IBM Corp. has put its PC business up for sale, according to a story published on Friday on the Web site of The New York Times.
IBM is discussing selling the business to Lenovo Group Ltd., China’s largest maker of personal computers, and at least one other potential buyer, according to the article. The price of the sale and the status of the negotiations were not mentioned.
A spokeswoman for IBM in Japan declined comment on the story and a spokeswoman for Lenovo in Hong Kong had no immediate comment.
IBM’s personal systems group, which include its PC business, has shown strong year-on-year sales growth for each of the first three quarters of this year, according to the company.
Revenues increased 17 per cent compared to the three-month period a year ago to US$3.3 billion on strong sales of mobile PCs during the third quarter, the company said in October. Similarly, strong sales of mobile PCs contributed to 16 per cent year-on-year growth for the second quarter and 18 per cent year-on-year growth for the first quarter, the company said previously.

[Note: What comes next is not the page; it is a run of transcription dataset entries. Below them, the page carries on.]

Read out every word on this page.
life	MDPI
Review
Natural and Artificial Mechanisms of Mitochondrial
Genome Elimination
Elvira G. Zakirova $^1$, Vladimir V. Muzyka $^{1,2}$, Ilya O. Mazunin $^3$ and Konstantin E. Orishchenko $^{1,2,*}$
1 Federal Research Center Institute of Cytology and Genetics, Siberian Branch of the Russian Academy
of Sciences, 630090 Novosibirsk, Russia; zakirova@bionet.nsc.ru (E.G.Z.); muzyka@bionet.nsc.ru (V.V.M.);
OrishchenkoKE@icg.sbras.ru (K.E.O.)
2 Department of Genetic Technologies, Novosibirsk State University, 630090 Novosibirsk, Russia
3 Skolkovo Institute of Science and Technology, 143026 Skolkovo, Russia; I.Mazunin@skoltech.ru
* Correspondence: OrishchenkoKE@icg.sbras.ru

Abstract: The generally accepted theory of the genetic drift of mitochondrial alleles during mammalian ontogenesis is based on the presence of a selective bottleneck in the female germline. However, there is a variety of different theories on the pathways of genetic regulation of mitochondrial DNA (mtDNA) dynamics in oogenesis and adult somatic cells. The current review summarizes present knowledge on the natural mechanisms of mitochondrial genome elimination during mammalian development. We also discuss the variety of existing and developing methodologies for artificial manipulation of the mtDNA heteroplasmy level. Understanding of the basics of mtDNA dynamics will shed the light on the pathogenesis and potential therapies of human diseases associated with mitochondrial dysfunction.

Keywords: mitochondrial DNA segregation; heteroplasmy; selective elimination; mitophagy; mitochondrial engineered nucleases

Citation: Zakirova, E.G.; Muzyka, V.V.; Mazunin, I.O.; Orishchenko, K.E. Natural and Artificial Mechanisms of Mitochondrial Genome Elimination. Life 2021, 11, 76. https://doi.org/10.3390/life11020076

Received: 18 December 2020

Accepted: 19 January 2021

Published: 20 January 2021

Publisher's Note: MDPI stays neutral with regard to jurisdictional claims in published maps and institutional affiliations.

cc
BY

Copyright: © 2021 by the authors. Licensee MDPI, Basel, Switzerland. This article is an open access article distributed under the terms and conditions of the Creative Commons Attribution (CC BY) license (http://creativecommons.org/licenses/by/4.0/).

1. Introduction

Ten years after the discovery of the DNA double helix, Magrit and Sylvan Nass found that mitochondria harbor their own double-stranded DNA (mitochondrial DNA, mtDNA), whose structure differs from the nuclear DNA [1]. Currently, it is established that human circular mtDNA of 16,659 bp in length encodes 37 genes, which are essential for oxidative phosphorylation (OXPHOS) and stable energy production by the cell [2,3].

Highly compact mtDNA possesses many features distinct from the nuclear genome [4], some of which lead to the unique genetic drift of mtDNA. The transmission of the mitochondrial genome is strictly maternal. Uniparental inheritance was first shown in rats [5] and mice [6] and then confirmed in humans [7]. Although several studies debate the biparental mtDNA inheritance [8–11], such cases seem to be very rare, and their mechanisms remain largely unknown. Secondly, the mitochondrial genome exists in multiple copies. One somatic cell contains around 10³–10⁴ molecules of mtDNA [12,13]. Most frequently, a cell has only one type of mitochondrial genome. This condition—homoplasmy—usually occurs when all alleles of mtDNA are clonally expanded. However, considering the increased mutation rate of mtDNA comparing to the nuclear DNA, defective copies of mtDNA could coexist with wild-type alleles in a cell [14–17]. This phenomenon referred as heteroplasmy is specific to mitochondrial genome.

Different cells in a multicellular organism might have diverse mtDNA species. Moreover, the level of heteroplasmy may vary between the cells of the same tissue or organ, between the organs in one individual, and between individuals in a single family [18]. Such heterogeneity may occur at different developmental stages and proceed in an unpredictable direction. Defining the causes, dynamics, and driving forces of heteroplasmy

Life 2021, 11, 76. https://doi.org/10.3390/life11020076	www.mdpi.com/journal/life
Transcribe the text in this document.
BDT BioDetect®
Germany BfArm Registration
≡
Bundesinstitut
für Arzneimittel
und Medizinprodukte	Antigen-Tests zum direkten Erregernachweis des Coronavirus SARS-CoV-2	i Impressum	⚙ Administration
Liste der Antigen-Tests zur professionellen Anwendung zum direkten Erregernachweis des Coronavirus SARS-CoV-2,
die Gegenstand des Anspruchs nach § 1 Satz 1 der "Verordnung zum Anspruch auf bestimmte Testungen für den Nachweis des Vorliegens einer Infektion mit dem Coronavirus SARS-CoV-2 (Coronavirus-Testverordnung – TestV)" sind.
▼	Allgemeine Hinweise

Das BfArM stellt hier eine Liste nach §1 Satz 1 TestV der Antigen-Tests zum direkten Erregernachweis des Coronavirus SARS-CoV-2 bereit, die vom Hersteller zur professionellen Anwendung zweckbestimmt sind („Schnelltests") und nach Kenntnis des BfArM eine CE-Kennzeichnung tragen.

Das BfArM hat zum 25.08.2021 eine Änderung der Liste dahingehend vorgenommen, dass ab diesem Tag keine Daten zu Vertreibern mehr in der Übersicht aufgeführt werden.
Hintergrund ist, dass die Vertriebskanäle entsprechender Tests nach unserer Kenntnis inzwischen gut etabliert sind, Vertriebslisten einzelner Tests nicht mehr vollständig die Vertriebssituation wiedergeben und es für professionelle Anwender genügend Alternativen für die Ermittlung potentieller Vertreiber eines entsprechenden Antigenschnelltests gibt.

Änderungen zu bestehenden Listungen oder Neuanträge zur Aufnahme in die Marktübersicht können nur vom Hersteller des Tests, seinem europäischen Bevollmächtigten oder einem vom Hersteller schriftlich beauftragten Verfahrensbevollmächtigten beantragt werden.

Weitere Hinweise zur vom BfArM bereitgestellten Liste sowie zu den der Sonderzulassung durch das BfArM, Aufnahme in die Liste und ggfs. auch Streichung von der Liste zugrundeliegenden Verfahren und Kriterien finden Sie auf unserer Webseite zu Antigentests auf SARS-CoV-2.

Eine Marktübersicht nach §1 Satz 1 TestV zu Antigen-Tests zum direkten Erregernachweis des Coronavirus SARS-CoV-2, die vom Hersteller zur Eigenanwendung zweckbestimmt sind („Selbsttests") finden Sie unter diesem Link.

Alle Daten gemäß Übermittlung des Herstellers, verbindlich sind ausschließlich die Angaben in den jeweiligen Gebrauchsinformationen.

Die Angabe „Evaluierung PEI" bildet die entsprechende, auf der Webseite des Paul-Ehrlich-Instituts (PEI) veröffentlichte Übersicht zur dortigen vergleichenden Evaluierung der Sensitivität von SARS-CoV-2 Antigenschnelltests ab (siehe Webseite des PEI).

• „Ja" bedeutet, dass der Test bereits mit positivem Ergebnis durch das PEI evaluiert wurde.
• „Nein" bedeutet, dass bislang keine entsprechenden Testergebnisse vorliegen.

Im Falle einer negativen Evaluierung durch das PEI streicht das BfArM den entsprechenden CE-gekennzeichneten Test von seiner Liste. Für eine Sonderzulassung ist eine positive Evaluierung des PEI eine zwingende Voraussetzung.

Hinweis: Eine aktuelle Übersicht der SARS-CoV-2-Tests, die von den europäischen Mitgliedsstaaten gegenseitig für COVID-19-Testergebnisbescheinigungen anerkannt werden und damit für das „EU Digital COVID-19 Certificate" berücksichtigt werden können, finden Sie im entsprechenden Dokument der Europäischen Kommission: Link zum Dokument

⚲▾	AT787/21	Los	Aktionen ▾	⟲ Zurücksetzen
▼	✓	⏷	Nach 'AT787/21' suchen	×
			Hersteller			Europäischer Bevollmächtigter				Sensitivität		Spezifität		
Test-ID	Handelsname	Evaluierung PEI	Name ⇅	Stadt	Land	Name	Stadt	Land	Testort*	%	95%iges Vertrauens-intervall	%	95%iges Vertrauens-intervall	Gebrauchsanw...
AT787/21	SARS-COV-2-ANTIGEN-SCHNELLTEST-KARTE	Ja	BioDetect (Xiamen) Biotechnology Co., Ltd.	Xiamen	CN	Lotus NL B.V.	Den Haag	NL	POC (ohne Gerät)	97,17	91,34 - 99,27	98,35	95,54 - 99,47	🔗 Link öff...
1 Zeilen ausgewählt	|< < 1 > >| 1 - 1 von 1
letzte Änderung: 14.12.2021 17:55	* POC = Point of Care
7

Market research company IDC said in September that IBM was the world’s number-three PC maker in the second quarter of this year with global shipments of 3.2 million PCs. This was about 16 per cent higher than the second quarter of 2003. However, IBM saw a smaller increase in sales than market-leader Dell Inc. and number-two maker Hewlett-Packard Co.
In a Nov. 29 report, Gartner Inc. predicted that three of the world’s top 10 PC vendors would sell their businesses or pull out of the market by 2007 because of slower growth rates and reduced profit margins.
PC sales per unit may grow by an average 5.7 per cent annually from 2006 through 2008, which is about half the 11.3 per cent average growth likely between 2003 and 2005, according to the company’s predictions. PC revenue growth is also likely to fall to average 2 per cent annually from 2006 through 2008, which is less than half the 4.7 per cent average expected between 2003 and 2005, Gartner said.
Of the top 10 global PC vendors, only Dell Inc. has consistently been profitable in the past several years, and IBM’s PC division was seen as vulnerable to being spun off, the report said.